= Grant Macaskill =

Theologian

Grant Macaskill is a Scottish New Testament scholar and Lightfoot Professor of Divinity at Durham University.

== Career ==
Macaskill completed his PhD ("Wisdom and Apocalyptic in the Gospel of Matthew: A Comparative Study with 1 Enoch and 4QInstruction") in 2005 at the University of St Andrews where he studied under Richard Bauckham. He then stayed on at St Andrews as a British Academy postdoctoral fellow (2005-2007), lecturer in New Testament Studies (2007-2012), and senior lecturer in New Testament Studies (2012-2015). In 2015 he was appointed to the Kirby Laing Chair of New Testament Exegesis at the University of Aberdeen.
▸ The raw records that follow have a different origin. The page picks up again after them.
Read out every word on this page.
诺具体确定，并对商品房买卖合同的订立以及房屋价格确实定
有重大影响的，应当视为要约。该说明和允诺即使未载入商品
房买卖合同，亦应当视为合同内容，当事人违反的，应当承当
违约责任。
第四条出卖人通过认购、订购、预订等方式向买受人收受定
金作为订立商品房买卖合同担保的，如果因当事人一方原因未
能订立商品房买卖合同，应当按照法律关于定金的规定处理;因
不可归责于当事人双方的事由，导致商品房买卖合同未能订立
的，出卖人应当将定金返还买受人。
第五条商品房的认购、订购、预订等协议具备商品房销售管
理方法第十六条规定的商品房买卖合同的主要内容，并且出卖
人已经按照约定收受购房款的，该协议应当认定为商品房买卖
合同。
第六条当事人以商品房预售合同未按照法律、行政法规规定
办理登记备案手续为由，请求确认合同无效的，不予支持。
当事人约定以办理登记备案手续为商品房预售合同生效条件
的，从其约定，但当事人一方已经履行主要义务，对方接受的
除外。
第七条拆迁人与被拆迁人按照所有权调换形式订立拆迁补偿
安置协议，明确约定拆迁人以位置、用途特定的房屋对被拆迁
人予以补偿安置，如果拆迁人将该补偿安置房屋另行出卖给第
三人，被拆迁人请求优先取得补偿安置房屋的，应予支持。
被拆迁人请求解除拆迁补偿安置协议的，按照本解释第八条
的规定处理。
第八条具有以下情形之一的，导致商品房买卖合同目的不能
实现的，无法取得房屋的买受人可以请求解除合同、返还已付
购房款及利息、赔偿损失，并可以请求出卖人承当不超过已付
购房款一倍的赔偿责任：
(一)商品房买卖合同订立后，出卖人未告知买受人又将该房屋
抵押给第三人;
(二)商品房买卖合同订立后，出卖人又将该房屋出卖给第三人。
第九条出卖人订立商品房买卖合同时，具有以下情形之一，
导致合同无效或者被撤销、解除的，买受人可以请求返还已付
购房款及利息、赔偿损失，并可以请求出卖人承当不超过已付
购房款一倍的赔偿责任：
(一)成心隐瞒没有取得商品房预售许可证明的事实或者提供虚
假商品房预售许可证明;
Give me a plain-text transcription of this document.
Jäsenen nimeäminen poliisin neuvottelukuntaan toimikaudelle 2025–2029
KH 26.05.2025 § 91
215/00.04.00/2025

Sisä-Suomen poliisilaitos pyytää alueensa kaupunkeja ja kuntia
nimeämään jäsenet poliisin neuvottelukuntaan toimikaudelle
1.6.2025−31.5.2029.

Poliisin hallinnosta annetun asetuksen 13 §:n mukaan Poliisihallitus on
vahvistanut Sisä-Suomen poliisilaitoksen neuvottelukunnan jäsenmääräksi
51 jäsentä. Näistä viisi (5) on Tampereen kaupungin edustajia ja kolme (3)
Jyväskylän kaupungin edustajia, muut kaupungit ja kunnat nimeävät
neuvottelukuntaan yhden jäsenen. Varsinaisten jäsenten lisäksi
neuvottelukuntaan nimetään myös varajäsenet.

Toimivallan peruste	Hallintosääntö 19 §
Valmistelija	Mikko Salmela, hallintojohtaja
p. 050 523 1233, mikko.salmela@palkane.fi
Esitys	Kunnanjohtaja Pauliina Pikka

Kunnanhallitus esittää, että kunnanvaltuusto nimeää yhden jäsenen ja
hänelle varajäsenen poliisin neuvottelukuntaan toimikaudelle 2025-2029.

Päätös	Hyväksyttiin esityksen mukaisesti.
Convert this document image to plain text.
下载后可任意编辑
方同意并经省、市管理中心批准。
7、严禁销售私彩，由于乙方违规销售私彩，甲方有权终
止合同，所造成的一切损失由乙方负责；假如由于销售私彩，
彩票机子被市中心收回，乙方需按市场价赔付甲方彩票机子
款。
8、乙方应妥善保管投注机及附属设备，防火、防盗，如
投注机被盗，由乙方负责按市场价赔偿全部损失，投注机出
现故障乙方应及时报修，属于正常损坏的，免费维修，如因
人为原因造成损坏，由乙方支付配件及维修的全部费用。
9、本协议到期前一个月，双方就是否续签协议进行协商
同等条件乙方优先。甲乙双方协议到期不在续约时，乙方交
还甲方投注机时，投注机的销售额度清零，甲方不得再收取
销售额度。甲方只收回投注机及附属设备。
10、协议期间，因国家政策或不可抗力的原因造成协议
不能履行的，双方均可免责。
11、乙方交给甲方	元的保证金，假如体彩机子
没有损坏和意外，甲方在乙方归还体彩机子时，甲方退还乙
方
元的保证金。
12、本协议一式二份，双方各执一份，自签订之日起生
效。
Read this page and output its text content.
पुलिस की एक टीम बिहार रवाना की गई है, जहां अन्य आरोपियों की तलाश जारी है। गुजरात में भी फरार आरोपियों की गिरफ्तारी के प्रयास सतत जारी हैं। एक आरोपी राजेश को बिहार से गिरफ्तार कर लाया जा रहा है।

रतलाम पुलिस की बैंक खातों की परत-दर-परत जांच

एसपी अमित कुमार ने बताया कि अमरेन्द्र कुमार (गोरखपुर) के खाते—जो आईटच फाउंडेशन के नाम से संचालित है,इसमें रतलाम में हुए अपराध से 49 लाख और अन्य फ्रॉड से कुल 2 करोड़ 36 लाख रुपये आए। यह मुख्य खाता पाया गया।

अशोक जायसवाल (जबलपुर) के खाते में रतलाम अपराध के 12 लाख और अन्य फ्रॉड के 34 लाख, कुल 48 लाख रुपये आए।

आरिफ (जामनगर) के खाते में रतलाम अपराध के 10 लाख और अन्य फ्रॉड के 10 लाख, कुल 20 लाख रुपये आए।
His research engages with the New Testament as a coherent body of theological literature emerging from the diverse contexts of late Second Temple Judaism. His publications have included extensive treatments of theological issues in the New Testament, notably 'Union with Christ', and detailed examination of the transmission of Jewish apocalyptic texts in Christian tradition, particularly 1 Enoch and 2 Enoch. He has completed a study of 'The New Testament and Intellectual Humility', funded by Saint Louis University and the John Templeton Foundation, which was published in 2018. He is also contracted to write a two-volume theological commentary on Romans for the International Theological Commentary Series (T&T Clark). In 2024 Macaskill was awarded a Leverhulme Trust Major Research Fellowship. His project is titled, "The Biblical Pseudepigrapha and Eclectic Philosophical Cultures in Antiquity".

In May 2025, Macaskill was announced as the next Lightfoot Professor of Divinity at Durham University. He took up the position in September 2025.

== Selected works ==
- Macaskill, Grant (2007). Revealed Wisdom and Inaugurated Eschatology in Ancient Judaism and Early Christianity. Supplements to the Study of Judaism 115. Leiden: Brill.
- ——— (2013). The Slavonic Texts of 2 Enoch. Studia Judaeoslavica 6. Leiden: Brill.
- ——— (2013). Union with Christ in the New Testament. Oxford: Oxford University Press.
- ——— (2018). The New Testament and Intellectual Humility. Oxford: Oxford University Press.
- ——— (2019). Living in Union with Christ: Paul's Gospel and Christian Moral Identity. Grand Rapids, MI: Baker Academic.
- ——— (2019). Autism and the Church. Waco, TX: Baylor University Press.
- ——— (2024). The Entangled Enoch: 2 Enoch and the Cultures of Late Antiquity. Studia in Veteris Testamenti Pseudepigrapha 28. Leiden: Brill.